Why you want your classes to be small
Clean Code recommends that classes should be small. (page 136)
But why should anyone care about the class size?
Surely, the size of a class doesn’t hurt any runtime characteristic
of the program. In fact, the less jumping between objects there is the faster it will run (because we minimize v-table lookups and pointer derefs).
And when there’s Locality of behavior
(everything related is close-by, like maybe in the same class),
it’s a lot easier to understand what’s going on, so the readability is better for maintainability and extensibility.
In this article, I’ll explain why I believe that:
As more developers work in the codebase, small classes become extremely important for the team’s velocity.
When a class is large, it tends to be related to many features.
Features that may be worked on in different branches,
perhaps by different developers.
When they’re done, they need to reconcile their changes
to make the master build.
But they may have changed nearby lines of code independently.
Large classes cause merge conflicts.
So what?
I worked as a developer in many companies,
some large (with multiple independent development teams)
and some small (with only a handful of devs, sometimes just one)
Until I came to a larger organization, I didn’t understand why
everyone was so afraid of merge-conflicts.
Developers try to avoid working on the same class, and
even management has an interest in it. “Divide and conquer” or whatever.
Once you know what Git is telling you, and how to tell it what to do about it, it’s usually very simple to resolve them. What is there to fear?
The reason isn’t Git.
It’s not the scary looking output.
Nor the archaic language of its CLI.
Each merge conflict forces you to re-integrate your changes.
Resolving a merge conflict, whether it merges cleanly, or requires changes unrelated to the diff, changes the system and may introduce an inconsistency.
Even if your changes were already tested before the merge conflict,
you must test them again after.
If you don’t, you may break the build. And that’s never fun.
You don’t want to be the reason your team can’t get any work done.
Integration can become a very slow process,
regardless of whether your strategy is manual QA testers,
or automated tests in a Continuous Integration pipeline.
Re-integration is slow, and can be minimzed by avoiding merge conflicts.
Definition of “Single-responsibility principle”:
A class or module should have one, and only one, reason to change.
(Clean Code, page 138)
This naturally leads to smaller, more cohesive classes.
When there is more than one reason for a class to change, it becomes possible for more than one developer to need to change it.
The more reasons to change a class, the higher the
probability of merge conflcits.
The amount of checks that must pass for the team to be confident
about the build, naturally grows over time.
As more features are added to the product,
there are more regressions to test.
One of the strategies for mitigating the natural slowdown of integration,
is to intelligently decide which checks to skip.
Some automated tests frameworks
(like JavaScript’s Jest with —changedSince CLI parameter)
can analyze the source code dependencies of tests, to find which files can affect the test and which can’t.
If the version’s diff doesn’t include any files that are reachable
from a given test, there’s no reason to run that test.
This saves a lot of time.
When a class is large, its parts are coupled, so we must test all of them.

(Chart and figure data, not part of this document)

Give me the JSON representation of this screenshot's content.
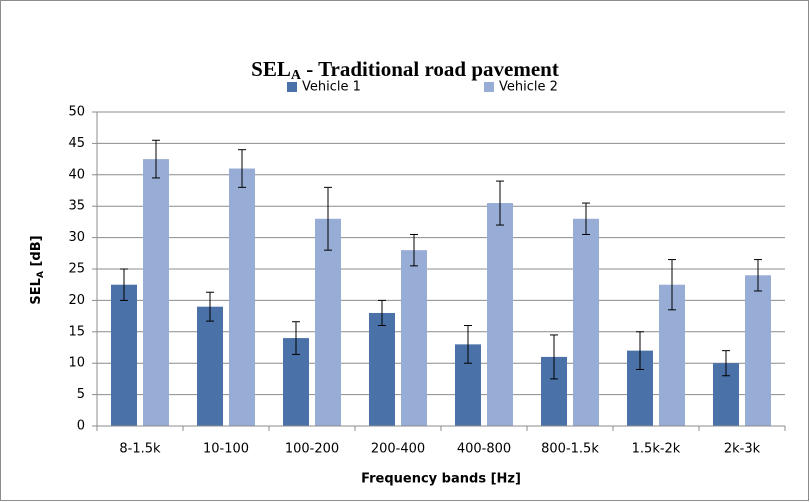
{
  "chart_data": {
    "type": "bar",
    "title_parts": [
      "SEL",
      "A",
      " - Traditional road pavement"
    ],
    "y_label_parts": [
      "SEL",
      "A",
      " [dB]"
    ],
    "x_label": "Frequency bands [Hz]",
    "categories": [
      "8-1.5k",
      "10-100",
      "100-200",
      "200-400",
      "400-800",
      "800-1.5k",
      "1.5k-2k",
      "2k-3k"
    ],
    "series": [
      {
        "name": "Vehicle 1",
        "color": "#4a71a8",
        "values": [
          22.5,
          19,
          14,
          18,
          13,
          11,
          12,
          10
        ],
        "errors": [
          2.5,
          2.3,
          2.6,
          2,
          3,
          3.5,
          3,
          2
        ]
      },
      {
        "name": "Vehicle 2",
        "color": "#97add6",
        "values": [
          42.5,
          41,
          33,
          28,
          35.5,
          33,
          22.5,
          24
        ],
        "errors": [
          3,
          3,
          5,
          2.5,
          3.5,
          2.5,
          4,
          2.5
        ]
      }
    ],
    "ylim": [
      0,
      50
    ],
    "yticks": [
      0,
      5,
      10,
      15,
      20,
      25,
      30,
      35,
      40,
      45,
      50
    ],
    "grid": true,
    "legend": "top"
  }
}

Had the parts been in separate classes, we could have skipped some of the checks, if they were unrelated to our specific changes.
Definition of: Interface segregation.
Avoid depending on things that you don’t use.
(Clean Architecture, page 59)
Large classes tend to have many dependencies.
Anyone who depends on the class implicitly transitively depends on its dependencies.
Dependencies may break dependents, so we must test the class when any of its dependencies change.
When a class is large, more things can require its re-integration.
Had it been split to smaller classes, the amount of tests we’d need to re-run when a dependency changed, could have shrunk.
Large classes cause merge conflicts,
which force re-integration, that can be slow,
and prevent making integration faster.
Everyone needs to integrate eventually,
so slow and wasteful integration slows everybody down.
Large classes block prompt delivery of business value to customers.